Ketika tadi matanya menumbuk penampilan berantakan Naya, yang anehnya malah terlihat sexy di matanya, otaknya bahkan sempat berpikir untuk mengiyakan permintaan Naya. Permintaan agar dia menceraikan istrinya, supaya Naya mau memaafkannya. Bukankah setelah itu, dia bisa kembali merengkuh Naya? Gadis itu masih mencintainya.
Genggaman erat di tangan kanannya, menyadarkan Abi dari lamunannya. Ditolehkan kepalanya ke kanan untuk mendapati wajah penuh tanya sang istri.
"Kenapa?" tanya Abi lirih. Sandra tersenyum masam, lalu mendekat ke telinga Abi untuk berbisik.
"Itu mata dijaga.
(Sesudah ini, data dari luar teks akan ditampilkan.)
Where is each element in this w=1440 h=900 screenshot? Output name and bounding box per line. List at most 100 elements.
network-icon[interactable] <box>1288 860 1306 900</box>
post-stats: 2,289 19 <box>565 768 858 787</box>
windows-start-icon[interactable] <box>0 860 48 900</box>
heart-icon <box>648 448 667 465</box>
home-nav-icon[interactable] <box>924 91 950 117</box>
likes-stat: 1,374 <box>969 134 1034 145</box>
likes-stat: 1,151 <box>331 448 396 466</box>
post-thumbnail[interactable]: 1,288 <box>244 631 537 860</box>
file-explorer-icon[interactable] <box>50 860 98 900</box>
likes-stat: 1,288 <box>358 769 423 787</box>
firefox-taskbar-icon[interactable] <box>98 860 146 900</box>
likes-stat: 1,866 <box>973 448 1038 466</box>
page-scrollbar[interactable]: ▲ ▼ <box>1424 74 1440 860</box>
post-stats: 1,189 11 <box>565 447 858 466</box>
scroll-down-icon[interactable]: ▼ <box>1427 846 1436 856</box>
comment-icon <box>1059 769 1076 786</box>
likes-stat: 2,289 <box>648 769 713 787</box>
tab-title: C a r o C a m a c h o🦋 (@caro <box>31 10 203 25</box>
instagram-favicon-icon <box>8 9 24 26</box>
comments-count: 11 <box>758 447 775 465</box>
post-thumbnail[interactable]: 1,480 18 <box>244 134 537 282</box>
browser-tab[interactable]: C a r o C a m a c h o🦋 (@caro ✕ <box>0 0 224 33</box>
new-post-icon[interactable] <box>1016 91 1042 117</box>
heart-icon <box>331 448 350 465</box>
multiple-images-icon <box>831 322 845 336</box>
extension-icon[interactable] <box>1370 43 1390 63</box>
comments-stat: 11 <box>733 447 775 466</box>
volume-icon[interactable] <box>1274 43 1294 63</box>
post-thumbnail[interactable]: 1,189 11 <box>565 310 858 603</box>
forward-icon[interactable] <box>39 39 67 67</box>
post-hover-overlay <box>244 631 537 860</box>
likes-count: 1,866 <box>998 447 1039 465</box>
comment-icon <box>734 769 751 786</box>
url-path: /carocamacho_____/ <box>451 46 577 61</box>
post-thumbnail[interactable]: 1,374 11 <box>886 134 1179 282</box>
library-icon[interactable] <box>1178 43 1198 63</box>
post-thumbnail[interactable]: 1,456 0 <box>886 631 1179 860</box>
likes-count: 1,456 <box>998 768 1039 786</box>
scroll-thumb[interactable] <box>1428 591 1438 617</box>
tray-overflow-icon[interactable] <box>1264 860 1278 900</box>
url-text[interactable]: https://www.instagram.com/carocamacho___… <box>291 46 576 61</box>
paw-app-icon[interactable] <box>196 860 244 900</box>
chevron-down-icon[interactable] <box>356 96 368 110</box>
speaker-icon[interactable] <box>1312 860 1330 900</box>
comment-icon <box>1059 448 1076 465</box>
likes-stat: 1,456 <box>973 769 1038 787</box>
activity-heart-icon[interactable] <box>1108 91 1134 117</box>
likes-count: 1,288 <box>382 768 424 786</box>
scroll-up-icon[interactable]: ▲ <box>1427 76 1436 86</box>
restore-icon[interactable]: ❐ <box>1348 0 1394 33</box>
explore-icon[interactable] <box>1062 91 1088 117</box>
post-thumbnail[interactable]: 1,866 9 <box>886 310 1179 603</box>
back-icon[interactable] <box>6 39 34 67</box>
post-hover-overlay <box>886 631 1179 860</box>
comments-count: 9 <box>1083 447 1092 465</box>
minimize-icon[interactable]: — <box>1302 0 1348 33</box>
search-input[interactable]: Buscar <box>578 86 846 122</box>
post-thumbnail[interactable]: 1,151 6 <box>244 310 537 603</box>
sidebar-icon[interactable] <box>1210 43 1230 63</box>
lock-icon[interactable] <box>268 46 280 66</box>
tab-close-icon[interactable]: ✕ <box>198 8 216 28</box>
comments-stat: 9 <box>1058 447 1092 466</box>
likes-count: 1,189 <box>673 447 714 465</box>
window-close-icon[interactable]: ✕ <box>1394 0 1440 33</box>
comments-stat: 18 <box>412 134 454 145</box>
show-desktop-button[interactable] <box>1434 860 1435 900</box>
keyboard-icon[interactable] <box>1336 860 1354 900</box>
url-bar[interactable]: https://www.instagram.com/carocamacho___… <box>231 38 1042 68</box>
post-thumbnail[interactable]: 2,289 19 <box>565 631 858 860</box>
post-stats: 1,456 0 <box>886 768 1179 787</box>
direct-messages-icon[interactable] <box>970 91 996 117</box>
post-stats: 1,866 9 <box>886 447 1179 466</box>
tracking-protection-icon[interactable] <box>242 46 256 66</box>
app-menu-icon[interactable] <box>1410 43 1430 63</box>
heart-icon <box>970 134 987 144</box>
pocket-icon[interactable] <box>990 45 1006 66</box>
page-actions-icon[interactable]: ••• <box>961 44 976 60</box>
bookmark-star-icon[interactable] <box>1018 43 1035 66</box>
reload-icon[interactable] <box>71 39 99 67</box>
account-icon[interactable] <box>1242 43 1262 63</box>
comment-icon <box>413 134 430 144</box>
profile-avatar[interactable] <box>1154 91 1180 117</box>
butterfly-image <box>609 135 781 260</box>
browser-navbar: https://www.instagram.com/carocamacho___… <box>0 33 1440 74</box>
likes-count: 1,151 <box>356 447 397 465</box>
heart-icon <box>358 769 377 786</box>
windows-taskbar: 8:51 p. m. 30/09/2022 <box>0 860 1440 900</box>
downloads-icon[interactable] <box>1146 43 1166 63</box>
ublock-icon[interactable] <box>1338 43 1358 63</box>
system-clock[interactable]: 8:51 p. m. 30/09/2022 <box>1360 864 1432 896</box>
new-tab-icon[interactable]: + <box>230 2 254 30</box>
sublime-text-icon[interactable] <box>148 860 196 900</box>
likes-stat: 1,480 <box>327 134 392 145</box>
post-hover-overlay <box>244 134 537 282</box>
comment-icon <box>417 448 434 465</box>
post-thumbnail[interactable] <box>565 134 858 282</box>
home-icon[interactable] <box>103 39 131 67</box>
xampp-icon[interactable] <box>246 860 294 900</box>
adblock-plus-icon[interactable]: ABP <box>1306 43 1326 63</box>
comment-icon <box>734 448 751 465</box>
Jangan ngelihat milik orang lain terus," sindir sang istri membuat tubuh Abi menegang. Dia tidak menyadari bahwa ternyata Sandra memperhatikannya. Satu lagi kesalahan yang ia buat saat ini. Secara tidak sadar, ia sudah mulai menyakiti istrinya--Sandra.
***
Waktu berjalan cepat, dengan perbincangan mengenai bisnis yang Ia dan teman-temannya sedang bangun. Para pria berkumpul terpisah dari para wanita, dan saat itulah Abi diperkenalkan pada pria asing itu oleh Bimo.
"Yang ini namanya Abi, Mas. Dia baru balik ke sini setelah lama di Aussie," jelas Bimo. Pria itu tersenyum lalu mengangsurkan tangannya yang langsung ia sambut.
"Saya Malaka. Panggil saja Alka." Abi tersenyum sambil mengangguk kecil.
"Abi ini mantan terindah Naya, Mas," lanjut Bimo dengan cengirannya--membuat Abi meringis tak enak hati. Pria itu terlihat kaget. Sepasang matanya membesar sesaat--sebelum akhirnya kembali seperti semula. Mungkin Naya memang belum menceritakan tentang dirinya pada pria itu.
"Tapi, saya calon masa depannya." Dhani menyeringai ke arah Abi lalu menepuk bahu pria yang duduk di sebelahnya tersebut.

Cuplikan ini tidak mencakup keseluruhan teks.